Die Miete sei nach § 494 Abs. 2 i.V.m. 246 BGB auf den Betrag mit einem effektiven Zinsanteil in Höhe von 4 % herabzusetzen. Die Beklagte habe daher dem Kläger den für den 4% p.a. übersteigenden Zinsanteil gezahlten Mietbetrag zu erstatten.

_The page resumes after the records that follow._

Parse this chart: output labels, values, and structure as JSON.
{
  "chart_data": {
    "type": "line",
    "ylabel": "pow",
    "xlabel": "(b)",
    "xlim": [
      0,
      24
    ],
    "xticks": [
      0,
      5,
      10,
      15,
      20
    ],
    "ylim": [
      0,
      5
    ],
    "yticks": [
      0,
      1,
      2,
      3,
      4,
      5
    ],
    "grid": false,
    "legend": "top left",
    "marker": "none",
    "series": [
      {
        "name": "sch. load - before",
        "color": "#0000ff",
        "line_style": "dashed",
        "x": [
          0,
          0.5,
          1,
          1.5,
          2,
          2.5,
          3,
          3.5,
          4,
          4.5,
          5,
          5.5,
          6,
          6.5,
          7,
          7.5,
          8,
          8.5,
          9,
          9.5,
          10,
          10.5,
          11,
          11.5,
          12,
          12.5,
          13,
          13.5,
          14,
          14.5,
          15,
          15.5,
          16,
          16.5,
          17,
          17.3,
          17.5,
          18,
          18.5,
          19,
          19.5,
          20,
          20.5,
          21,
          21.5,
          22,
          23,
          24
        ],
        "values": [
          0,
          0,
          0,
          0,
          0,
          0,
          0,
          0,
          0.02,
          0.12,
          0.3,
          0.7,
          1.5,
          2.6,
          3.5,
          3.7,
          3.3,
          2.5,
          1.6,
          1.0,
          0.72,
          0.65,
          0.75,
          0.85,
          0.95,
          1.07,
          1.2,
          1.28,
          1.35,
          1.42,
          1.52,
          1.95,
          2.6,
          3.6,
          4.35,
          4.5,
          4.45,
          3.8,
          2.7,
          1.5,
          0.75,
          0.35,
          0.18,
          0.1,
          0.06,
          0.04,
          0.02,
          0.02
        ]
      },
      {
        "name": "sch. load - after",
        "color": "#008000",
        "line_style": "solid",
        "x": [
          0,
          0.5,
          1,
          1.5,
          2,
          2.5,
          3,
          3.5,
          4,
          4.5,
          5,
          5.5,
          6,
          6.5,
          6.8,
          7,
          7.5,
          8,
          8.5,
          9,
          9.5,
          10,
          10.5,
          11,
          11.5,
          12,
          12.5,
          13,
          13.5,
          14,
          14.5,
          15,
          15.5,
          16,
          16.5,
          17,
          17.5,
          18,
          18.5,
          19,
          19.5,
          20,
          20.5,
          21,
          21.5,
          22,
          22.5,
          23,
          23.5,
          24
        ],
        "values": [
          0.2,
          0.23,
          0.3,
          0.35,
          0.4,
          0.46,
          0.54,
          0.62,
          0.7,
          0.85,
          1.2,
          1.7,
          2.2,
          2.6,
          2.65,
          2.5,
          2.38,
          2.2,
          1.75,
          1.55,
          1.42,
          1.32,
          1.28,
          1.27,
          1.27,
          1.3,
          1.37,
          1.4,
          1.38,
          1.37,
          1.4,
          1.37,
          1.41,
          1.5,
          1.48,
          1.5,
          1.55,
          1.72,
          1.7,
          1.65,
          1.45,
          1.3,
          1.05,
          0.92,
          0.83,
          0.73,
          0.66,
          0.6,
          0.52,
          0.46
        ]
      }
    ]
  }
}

§ 5 Abs. 6 des Mietvertrags sei nach § 309 Nr. 5 BGB und Nr. 6 unwirksam. Auch sei eine unangemessene Benachteiligung nach § 307 Abs. 2 Nr. 1 BGB gegeben, weil die Klausel von dem gesetzlichen Leitbild des § 543 BGB abweiche. Die Klausel sei auch ungewöhnlich und der Kläger habe mit ihr nicht rechnen brauchen, weshalb sie auch nah § 305c Abs. 1 BGB unwirksam sei.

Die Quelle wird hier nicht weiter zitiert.